Editorial, O Estado de S. Paulo (19/01/2024)

No momento em que nenhuma petroleira no mundo ousa investir em novas refinarias, Lula pretende apostar suas fichas na retomada das obras de Abreu e Lima para reescrever o passado

O presidente Lula da Silva decidiu retomar as viagens pelo interior do País. O roteiro passou por Ipojuca (PE), para celebrar as obras de ampliação da Refinaria Abreu e Lima. Para Lula da Silva, não há melhor local para anunciar aos quatro ventos que “o Brasil voltou”. O problema é que o Brasil que está de volta é o Brasil que jamais deveria ter voltado.
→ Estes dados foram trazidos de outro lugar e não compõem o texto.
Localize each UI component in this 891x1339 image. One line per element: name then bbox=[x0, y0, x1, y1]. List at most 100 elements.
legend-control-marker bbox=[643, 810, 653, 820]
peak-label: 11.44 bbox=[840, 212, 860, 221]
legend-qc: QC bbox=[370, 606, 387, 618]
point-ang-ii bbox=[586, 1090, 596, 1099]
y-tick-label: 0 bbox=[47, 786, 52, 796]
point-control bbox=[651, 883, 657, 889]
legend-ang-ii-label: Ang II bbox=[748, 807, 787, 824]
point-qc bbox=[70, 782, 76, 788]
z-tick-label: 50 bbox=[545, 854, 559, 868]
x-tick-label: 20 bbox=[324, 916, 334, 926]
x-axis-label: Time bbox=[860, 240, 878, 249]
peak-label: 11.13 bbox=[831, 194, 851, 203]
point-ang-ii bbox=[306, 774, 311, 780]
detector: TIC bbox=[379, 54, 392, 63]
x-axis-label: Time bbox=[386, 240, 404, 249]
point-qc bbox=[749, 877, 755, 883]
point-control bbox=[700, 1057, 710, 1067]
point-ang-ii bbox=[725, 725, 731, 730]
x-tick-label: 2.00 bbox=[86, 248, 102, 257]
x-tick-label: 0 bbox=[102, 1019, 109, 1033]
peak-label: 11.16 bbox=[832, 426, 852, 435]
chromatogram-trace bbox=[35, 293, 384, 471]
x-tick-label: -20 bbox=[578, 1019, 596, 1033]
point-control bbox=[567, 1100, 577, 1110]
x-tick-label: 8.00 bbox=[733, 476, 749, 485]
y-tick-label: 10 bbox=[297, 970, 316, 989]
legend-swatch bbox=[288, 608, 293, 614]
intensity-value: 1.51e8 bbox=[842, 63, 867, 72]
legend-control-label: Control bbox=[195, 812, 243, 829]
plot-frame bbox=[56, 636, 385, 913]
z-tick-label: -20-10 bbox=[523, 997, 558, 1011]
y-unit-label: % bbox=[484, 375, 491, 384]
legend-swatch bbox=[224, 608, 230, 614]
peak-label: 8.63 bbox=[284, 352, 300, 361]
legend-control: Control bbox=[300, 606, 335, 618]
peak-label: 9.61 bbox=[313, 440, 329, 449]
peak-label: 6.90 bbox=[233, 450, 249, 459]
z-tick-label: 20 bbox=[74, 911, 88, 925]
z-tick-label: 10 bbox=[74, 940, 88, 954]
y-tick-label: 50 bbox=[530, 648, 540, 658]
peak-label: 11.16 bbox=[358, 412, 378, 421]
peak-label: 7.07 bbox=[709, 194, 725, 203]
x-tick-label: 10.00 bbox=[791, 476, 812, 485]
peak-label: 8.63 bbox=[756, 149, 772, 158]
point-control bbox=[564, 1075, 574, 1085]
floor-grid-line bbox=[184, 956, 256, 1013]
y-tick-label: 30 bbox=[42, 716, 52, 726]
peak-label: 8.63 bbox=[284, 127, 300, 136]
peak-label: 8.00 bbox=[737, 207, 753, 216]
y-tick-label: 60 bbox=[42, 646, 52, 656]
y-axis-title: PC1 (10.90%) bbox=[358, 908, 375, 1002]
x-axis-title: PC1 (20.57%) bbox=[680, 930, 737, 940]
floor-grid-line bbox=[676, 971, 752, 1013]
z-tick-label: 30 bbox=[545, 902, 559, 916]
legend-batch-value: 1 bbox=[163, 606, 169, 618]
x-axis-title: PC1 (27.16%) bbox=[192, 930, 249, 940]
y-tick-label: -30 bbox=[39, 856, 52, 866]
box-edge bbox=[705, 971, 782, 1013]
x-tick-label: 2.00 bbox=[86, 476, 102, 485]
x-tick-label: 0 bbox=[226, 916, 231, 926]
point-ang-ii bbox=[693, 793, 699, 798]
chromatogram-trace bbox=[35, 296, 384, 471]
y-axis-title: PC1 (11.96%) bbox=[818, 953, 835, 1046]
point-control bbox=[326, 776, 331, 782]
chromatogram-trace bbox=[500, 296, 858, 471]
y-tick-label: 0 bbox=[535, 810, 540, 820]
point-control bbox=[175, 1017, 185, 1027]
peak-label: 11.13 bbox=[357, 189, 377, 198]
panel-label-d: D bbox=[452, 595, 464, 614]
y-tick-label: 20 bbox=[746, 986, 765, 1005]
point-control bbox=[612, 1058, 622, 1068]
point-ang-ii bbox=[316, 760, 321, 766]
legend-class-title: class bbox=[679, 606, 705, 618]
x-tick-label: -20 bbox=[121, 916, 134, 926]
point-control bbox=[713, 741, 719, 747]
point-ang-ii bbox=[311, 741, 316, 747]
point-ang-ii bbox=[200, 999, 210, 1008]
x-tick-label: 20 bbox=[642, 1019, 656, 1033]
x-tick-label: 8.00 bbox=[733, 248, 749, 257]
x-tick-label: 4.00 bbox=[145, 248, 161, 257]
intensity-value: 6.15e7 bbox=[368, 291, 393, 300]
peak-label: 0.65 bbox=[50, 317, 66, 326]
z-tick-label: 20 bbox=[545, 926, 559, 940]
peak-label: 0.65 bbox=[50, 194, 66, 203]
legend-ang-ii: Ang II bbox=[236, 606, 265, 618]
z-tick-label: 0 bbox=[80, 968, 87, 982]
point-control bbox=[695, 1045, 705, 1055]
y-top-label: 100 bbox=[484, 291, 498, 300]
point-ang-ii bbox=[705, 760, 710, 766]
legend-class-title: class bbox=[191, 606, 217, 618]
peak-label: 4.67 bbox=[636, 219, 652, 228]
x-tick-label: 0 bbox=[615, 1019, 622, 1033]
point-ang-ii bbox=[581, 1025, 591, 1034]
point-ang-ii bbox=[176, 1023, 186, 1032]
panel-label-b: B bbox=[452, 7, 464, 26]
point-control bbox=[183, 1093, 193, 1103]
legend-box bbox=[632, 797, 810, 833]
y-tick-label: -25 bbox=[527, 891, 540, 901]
Na ânsia de ampliar investimentos e gerar empregos, Lula, em seus dois primeiros mandatos, decidiu que faria da Petrobras um braço a serviço do governo para a execução de grandiloquentes (e caríssimos) planos para supostamente impulsionar o desenvolvimento nacional. Vários projetos ambiciosos foram anunciados, como o Complexo Petroquímico do Rio de Janeiro (Comperj), as Refinarias Premium I e II, no Maranhão e no Ceará, e a Refinaria Abreu e Lima, em Pernambuco.
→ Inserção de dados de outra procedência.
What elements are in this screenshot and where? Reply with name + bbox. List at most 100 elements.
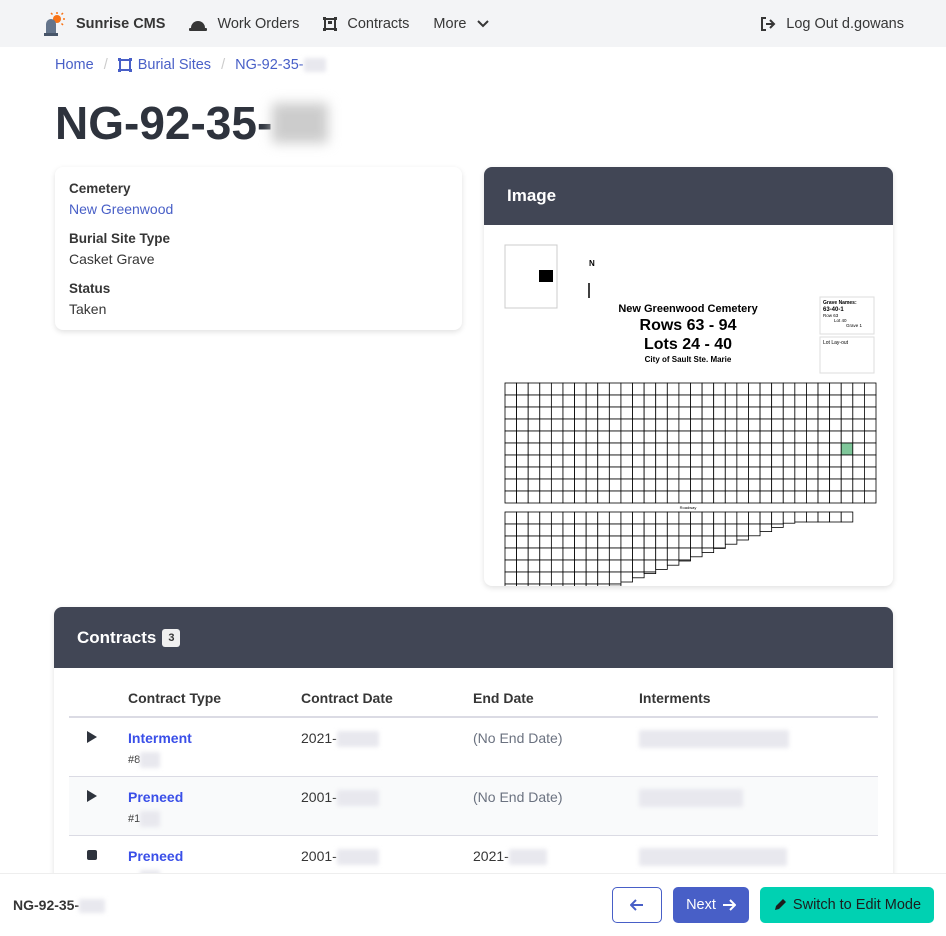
map-lot (736, 466, 749, 480)
map-lot (550, 535, 564, 549)
map-lot (643, 382, 657, 396)
contract-type-link[interactable]: Preneed (128, 789, 184, 805)
map-lot (585, 430, 599, 444)
map-lot (840, 442, 854, 456)
map-lot (782, 430, 796, 444)
map-lot (562, 559, 575, 573)
nav-work-orders[interactable]: Work Orders (189, 16, 299, 32)
next-button[interactable]: Next (673, 887, 749, 923)
map-lot (701, 382, 715, 396)
contract-row[interactable]: Preneed #1 2001- (No End Date) (69, 776, 878, 836)
map-lot (724, 382, 738, 396)
map-lot (620, 559, 633, 573)
nav-more[interactable]: More (433, 16, 490, 32)
map-lot (748, 490, 761, 504)
map-lot (562, 478, 575, 492)
map-lot (782, 418, 796, 432)
switch-to-edit-button[interactable]: Switch to Edit Mode (760, 887, 934, 923)
breadcrumb-burial-sites[interactable]: Burial Sites (117, 57, 211, 73)
map-lot (817, 490, 831, 504)
map-lot (632, 382, 645, 396)
map-lot (678, 382, 691, 396)
nav-contracts[interactable]: Contracts (323, 16, 409, 32)
map-lot (713, 466, 726, 480)
map-lot (516, 478, 529, 492)
map-lot (759, 382, 773, 396)
map-lot (690, 442, 703, 456)
cemetery-link[interactable]: New Greenwood (69, 201, 174, 217)
map-lot (620, 442, 633, 456)
map-lot (794, 442, 807, 456)
play-icon[interactable] (86, 730, 98, 744)
map-lot (713, 454, 726, 468)
map-lot (562, 571, 575, 585)
logout-label: Log Out d.gowans (786, 15, 904, 32)
image-header: Image (484, 167, 893, 225)
map-lot (817, 466, 831, 480)
breadcrumb-home[interactable]: Home (55, 57, 94, 73)
previous-button[interactable] (612, 887, 662, 923)
map-lot (678, 523, 691, 537)
roadway-label: Roadway (680, 505, 697, 510)
map-lot (539, 571, 552, 585)
map-lot (771, 511, 784, 525)
play-icon[interactable] (86, 789, 98, 803)
hard-hat-icon (189, 20, 208, 31)
brand-link[interactable]: Sunrise CMS (42, 11, 165, 36)
map-lot (771, 418, 784, 432)
breadcrumb-current[interactable]: NG-92-35- (235, 57, 326, 73)
map-lot (516, 535, 529, 549)
map-lot (678, 406, 691, 420)
map-lot (504, 511, 517, 525)
navbar: Sunrise CMS Work Orders Contracts More L… (0, 0, 946, 47)
cemetery-map-image[interactable]: N New Greenwood Cemetery Rows 63 - 94 Lo… (484, 225, 893, 586)
map-lot (620, 394, 633, 408)
map-lot (516, 382, 529, 396)
redacted (336, 849, 379, 866)
map-lot (608, 523, 622, 537)
map-lot (574, 523, 587, 537)
map-lot (585, 406, 599, 420)
logout-link[interactable]: Log Out d.gowans (760, 16, 904, 32)
map-lot (550, 571, 564, 585)
map-lot (655, 418, 668, 432)
map-lot (748, 454, 761, 468)
sunrise-logo-icon (44, 11, 65, 36)
map-lot (829, 406, 842, 420)
map-lot (829, 490, 842, 504)
map-lot (806, 406, 819, 420)
map-lot (782, 442, 796, 456)
map-lot (806, 466, 819, 480)
map-lot (771, 430, 784, 444)
map-lot (597, 511, 610, 525)
map-lot (597, 442, 610, 456)
map-city: City of Sault Ste. Marie (645, 355, 732, 364)
map-lot (736, 478, 749, 492)
map-lot (864, 430, 877, 444)
map-lot (713, 406, 726, 420)
contract-row[interactable]: Interment #8 2021- (No End Date) (69, 717, 878, 777)
map-lot (864, 382, 877, 396)
contract-type-link[interactable]: Preneed (128, 848, 184, 864)
map-lot (794, 418, 807, 432)
map-lot (550, 559, 564, 573)
map-lot (771, 382, 784, 396)
map-lot (527, 583, 541, 586)
map-lot (794, 430, 807, 444)
map-lot (759, 523, 773, 532)
map-lot (562, 511, 575, 525)
map-lot (817, 442, 831, 456)
map-lot (597, 547, 610, 561)
map-lot (585, 394, 599, 408)
contract-type-link[interactable]: Interment (128, 730, 192, 746)
map-lot (597, 571, 610, 585)
interments-cell (639, 717, 878, 777)
map-lot (562, 430, 575, 444)
map-lot (643, 559, 657, 573)
map-lot (666, 454, 680, 468)
map-lot (585, 571, 599, 585)
arrow-right-icon (722, 899, 736, 911)
footer-bar: NG-92-35- Next Switch to Edit Mode (0, 873, 946, 936)
contract-date-text: 2001- (301, 848, 337, 864)
nav-label: Contracts (347, 15, 410, 32)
A ideia era obter a autossuficiência na produção de combustíveis e reduzir seus preços, aproveitando-se da posição dominante da companhia nesse mercado. O que o governo deliberadamente desconsiderava é que os derivados de petróleo flutuam conforme a cotação do barril no exterior e o comportamento do câmbio, fatores fundamentais para definir a viabilidade econômica de cada projeto.
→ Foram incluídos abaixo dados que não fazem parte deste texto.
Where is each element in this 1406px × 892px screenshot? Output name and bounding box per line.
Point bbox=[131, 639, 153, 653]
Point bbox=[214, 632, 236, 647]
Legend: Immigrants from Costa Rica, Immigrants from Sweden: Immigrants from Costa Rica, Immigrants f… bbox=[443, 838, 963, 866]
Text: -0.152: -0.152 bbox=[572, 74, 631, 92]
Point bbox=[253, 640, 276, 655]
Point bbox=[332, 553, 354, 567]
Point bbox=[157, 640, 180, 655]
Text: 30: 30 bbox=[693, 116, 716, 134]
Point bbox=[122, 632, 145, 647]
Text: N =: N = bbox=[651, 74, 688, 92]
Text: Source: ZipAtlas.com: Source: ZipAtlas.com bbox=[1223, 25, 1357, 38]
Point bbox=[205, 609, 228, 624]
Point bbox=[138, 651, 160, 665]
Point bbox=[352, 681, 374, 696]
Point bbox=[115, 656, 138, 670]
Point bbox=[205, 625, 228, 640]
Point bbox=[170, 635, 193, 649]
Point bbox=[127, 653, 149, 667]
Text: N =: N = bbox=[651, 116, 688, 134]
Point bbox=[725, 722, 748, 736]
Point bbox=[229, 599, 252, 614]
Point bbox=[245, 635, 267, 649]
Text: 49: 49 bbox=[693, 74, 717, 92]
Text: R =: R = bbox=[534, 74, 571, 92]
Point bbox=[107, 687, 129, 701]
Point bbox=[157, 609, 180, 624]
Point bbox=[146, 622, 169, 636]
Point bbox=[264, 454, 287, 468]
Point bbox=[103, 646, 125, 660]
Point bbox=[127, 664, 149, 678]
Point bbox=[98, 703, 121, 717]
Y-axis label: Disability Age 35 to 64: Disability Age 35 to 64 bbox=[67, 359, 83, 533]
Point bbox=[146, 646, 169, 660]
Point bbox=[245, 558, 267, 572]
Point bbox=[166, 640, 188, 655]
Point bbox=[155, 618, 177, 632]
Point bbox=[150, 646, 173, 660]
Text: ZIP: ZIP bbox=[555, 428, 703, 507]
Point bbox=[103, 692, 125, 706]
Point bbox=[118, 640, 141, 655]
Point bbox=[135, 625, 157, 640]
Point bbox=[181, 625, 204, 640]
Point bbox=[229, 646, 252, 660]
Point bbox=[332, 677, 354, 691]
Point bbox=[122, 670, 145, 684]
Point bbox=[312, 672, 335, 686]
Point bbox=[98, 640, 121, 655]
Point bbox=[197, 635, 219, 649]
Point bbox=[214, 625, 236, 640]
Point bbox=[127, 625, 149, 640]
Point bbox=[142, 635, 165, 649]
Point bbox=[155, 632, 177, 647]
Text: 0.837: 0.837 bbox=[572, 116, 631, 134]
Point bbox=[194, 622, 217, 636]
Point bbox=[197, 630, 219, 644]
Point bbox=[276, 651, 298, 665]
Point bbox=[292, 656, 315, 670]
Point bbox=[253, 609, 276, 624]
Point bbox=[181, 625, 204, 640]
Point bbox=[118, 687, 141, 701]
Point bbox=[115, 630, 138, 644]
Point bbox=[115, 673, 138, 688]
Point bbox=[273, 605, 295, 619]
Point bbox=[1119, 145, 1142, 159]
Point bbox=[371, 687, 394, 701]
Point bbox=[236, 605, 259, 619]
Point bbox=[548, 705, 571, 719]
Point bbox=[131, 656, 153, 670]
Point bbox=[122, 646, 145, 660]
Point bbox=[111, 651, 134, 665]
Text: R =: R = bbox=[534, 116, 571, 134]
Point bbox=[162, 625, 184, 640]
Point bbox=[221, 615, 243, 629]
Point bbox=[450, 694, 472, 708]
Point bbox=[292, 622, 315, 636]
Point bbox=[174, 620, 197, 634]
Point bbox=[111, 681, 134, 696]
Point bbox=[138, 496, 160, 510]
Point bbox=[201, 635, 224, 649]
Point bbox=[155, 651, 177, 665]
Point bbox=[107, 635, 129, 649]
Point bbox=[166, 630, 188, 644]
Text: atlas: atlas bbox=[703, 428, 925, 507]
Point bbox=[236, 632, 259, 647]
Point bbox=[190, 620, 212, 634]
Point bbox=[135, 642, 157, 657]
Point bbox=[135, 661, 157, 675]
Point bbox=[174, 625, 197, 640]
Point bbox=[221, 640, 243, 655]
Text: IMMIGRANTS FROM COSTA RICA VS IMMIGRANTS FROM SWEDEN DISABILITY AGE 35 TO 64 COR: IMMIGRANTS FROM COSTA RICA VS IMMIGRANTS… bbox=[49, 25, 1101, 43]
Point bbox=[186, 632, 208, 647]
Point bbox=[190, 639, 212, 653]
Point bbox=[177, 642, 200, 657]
Como uma empresa de capital misto, a Petrobras submeteu as propostas ao Conselho de Administração, que teria condições de avaliar seus custos e benefícios e o enquadramento na estratégia de atuação da empresa. O governo, no entanto, abusou de sua participação majoritária na companhia para impor suas vontades aos acionistas privados.

Lembrar esse contexto é extremamente relevante no momento em que o governo tenta reescrever a história recente. Na versão petista, não fosse a operação liderada pelo juiz Sérgio Moro, todas as obras da Petrobras teriam sido concluídas e o País estaria em outro patamar de desenvolvimento econômico.

Na delirante versão petista, Moro teria usado a Lava Jato para minar o crescimento do País e da petroleira para atender a interesses norte-americanos. Dado que a investigação caiu em total descrédito, nada mais justo que retomar os planos originais. A fábula de Lula ignora o fato de que a Petrobras já estava em maus lençóis antes mesmo da criação da malfadada força-tarefa de Curitiba.

A desaceleração da economia chinesa a partir de 2009 derrubou os preços das commodities, inclusive do petróleo, e corroeu boa parte do retorno dos projetos da Petrobras. Como se não bastasse, a companhia passou a ser usada como instrumento para controle da inflação, vendendo combustíveis a preços inferiores aos cobrados no exterior. A desvalorização do câmbio agravou os prejuízos e levou seu endividamento a níveis insustentáveis. Sem condições de se financiar, as faraônicas obras começaram a atrasar, e algumas nunca foram iniciadas.

Não havia como a Petrobras conciliar as duas funções que o governo esperava dela – ser um braço dos investimentos e um instrumento da política monetária – sem perder muito dinheiro. Nessa toada, entre 2011 e 2014, a Petrobras acumulou prejuízos da ordem de R$ 100 bilhões, muito mais que as perdas reconhecidas em balanço em razão das descobertas da Lava Jato, de cerca de R$ 6 bilhões.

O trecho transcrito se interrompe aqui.